In short, gamers need better representation among people in power. Entertainment virtual goods and services need droves of regulations, leveling up playing field between providers and customers.
To start with:
(1) Ban on all skinner box mechanics in games and services without finite price tag on entry (ie. if there is shop, possibility to introduce direct of indirect payment for in game goods or services, use of such mechanics is illicit), extreme examples: FIFA fails to meet requirement, XC2 meets requirement despite having a GIANT skinner box/slot machine built into the game.
(2) Ban and severe punishment of ANY behavioral data collection and processing of clients beyond data needed for secure access and collection of fee.
(3) Classifying any game failing to meet (1) as gambling scheme and having it being regulated by respective gambling laws.
These would let publishers finance games via expansions and dlc sales ('cosmetics' included) but restrict gambling and especially marketing schemes that aim to 'monte-carlo' price tag of good or service in order to hide from customers actual price they have to pay up in the end.

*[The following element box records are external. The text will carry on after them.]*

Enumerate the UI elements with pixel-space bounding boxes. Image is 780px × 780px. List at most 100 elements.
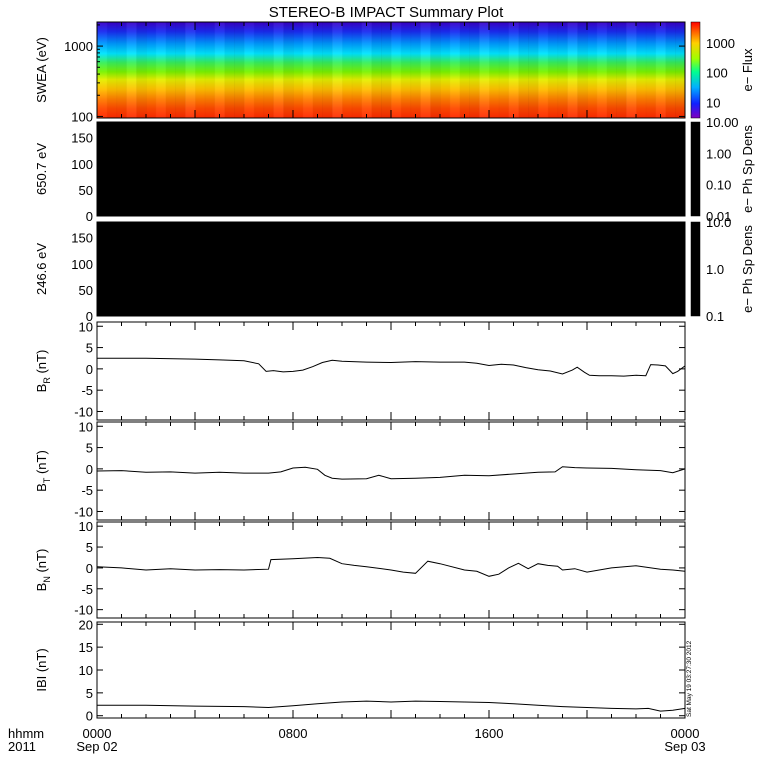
y-tick-label: 100 xyxy=(71,257,93,272)
heatmap-band xyxy=(665,22,676,118)
heatmap-band xyxy=(636,22,646,118)
date-tick-label: Sep 03 xyxy=(664,739,705,754)
heatmap-band xyxy=(165,22,176,118)
heatmap-band xyxy=(322,22,333,118)
colorbar-label: e− Flux xyxy=(740,48,755,91)
y-tick-label: 100 xyxy=(71,109,93,124)
colorbar-tick-label: 10.00 xyxy=(706,115,739,130)
timestamp: Sat May 19 03:27:30 2012 xyxy=(686,640,693,717)
heatmap-band xyxy=(155,22,167,118)
heatmap-band xyxy=(645,22,657,118)
heatmap-band xyxy=(116,22,127,118)
y-tick-label: 150 xyxy=(71,131,93,146)
y-tick-label: -5 xyxy=(81,582,93,597)
heatmap-band xyxy=(479,22,490,118)
y-tick-label: -10 xyxy=(74,404,93,419)
heatmap-band xyxy=(489,22,499,118)
colorbar-1 xyxy=(690,21,701,119)
time-row-label: hhmm xyxy=(8,726,44,741)
heatmap-band xyxy=(675,22,686,118)
colorbar-tick-label: 10 xyxy=(706,95,720,110)
heatmap-band xyxy=(440,22,450,118)
y-axis-label: BR (nT) xyxy=(34,350,52,393)
heatmap-band xyxy=(449,22,461,118)
heatmap-band xyxy=(283,22,294,118)
panel-4: -10 -5 0 5 10 BR (nT) xyxy=(34,319,686,421)
year-row-label: 2011 xyxy=(8,739,36,754)
y-tick-label: 0 xyxy=(86,561,93,576)
heatmap-band xyxy=(538,22,548,118)
colorbar-tick-label: 10.0 xyxy=(706,215,731,230)
y-tick-label: 10 xyxy=(79,519,93,534)
heatmap-band xyxy=(351,22,363,118)
time-tick-label: 0000 xyxy=(83,726,112,741)
heatmap-band xyxy=(626,22,637,118)
heatmap-band xyxy=(508,22,519,118)
heatmap-band xyxy=(410,22,421,118)
heatmap-band xyxy=(302,22,314,118)
colorbar-tick-label: 0.10 xyxy=(706,178,731,193)
y-tick-label: -5 xyxy=(81,483,93,498)
heatmap-band xyxy=(146,22,156,118)
y-tick-label: 100 xyxy=(71,157,93,172)
heatmap-band xyxy=(332,22,343,118)
heatmap-band xyxy=(498,22,510,118)
colorbar-tick-label: 0.01 xyxy=(706,209,731,224)
heatmap-band xyxy=(616,22,627,118)
panel-frame xyxy=(96,621,686,719)
y-tick-label: 0 xyxy=(86,309,93,324)
panel-6: -10 -5 0 5 10 BN (nT) xyxy=(34,519,686,619)
colorbar-2 xyxy=(690,121,701,217)
heatmap-band xyxy=(577,22,588,118)
heatmap-band xyxy=(253,22,265,118)
heatmap-band xyxy=(293,22,303,118)
heatmap-band xyxy=(244,22,254,118)
series-line xyxy=(97,700,686,712)
y-axis-label: BN (nT) xyxy=(34,549,52,592)
y-axis-label: IBI (nT) xyxy=(34,648,49,691)
panel-3: 0.1 1.0 10.0 e− Ph Sp Dens 0 50 100 150 246.6 eV xyxy=(34,215,755,324)
y-axis-label: 650.7 eV xyxy=(34,143,49,195)
heatmap-band xyxy=(175,22,186,118)
y-tick-label: -10 xyxy=(74,603,93,618)
colorbar-label: e− Ph Sp Dens xyxy=(740,225,755,313)
colorbar-tick-label: 1.0 xyxy=(706,262,724,277)
y-tick-label: 10 xyxy=(79,319,93,334)
colorbar-tick-label: 1.00 xyxy=(706,146,731,161)
heatmap-band xyxy=(518,22,529,118)
heatmap-band xyxy=(420,22,431,118)
series-line xyxy=(96,466,686,480)
panel-frame xyxy=(96,321,686,421)
heatmap-band xyxy=(224,22,235,118)
heatmap-band xyxy=(528,22,539,118)
y-axis-label: BT (nT) xyxy=(34,450,52,492)
panel-1: 10 100 1000 e− Flux 100 1000 SWEA (eV) xyxy=(34,21,755,124)
heatmap-band xyxy=(342,22,352,118)
heatmap-band xyxy=(587,22,597,118)
panel-7: 0 5 10 15 20 IBI (nT) xyxy=(34,617,686,724)
time-tick-label: 0800 xyxy=(279,726,308,741)
heatmap-band xyxy=(400,22,412,118)
heatmap-band xyxy=(136,22,147,118)
heatmap-band xyxy=(185,22,196,118)
heatmap-band xyxy=(557,22,568,118)
heatmap-band xyxy=(547,22,559,118)
y-tick-label: 50 xyxy=(79,283,93,298)
heatmap-band xyxy=(204,22,216,118)
date-tick-label: Sep 02 xyxy=(76,739,117,754)
y-tick-label: 0 xyxy=(86,709,93,724)
y-tick-label: 1000 xyxy=(64,39,93,54)
heatmap-band xyxy=(234,22,245,118)
y-tick-label: 20 xyxy=(79,617,93,632)
y-tick-label: 5 xyxy=(86,341,93,356)
heatmap-band xyxy=(459,22,470,118)
y-tick-label: 10 xyxy=(79,419,93,434)
heatmap-2 xyxy=(97,122,685,216)
y-axis-label: 246.6 eV xyxy=(34,243,49,295)
series-line xyxy=(97,357,686,377)
y-tick-label: 15 xyxy=(79,640,93,655)
heatmap-band xyxy=(469,22,480,118)
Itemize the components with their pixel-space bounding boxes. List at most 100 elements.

As to F2P model? If it has on-line component and skinner box component it should be adults only product. Simply don't construct honey pots to lure in children and coerce them to get money somehow to 'look cool'/'do better' etc. Just sell product/service slap on a price tag and if it is good enough, parent will buy it for the child. If not your business will go down in flames with poor quality product you created.
Edit.
Oh and your conclusion is spot on to. Although I would rephrase it to
loot boxes not being a 'problem' but just being the most glaring symptom of problems that industry swelled up with. Removing them with hastily prepared legislation will not improve situation long term.
I enjoyed your write up! Probably hard to tell with amount of hectic things I had to add so I wanted to put it separately in final line.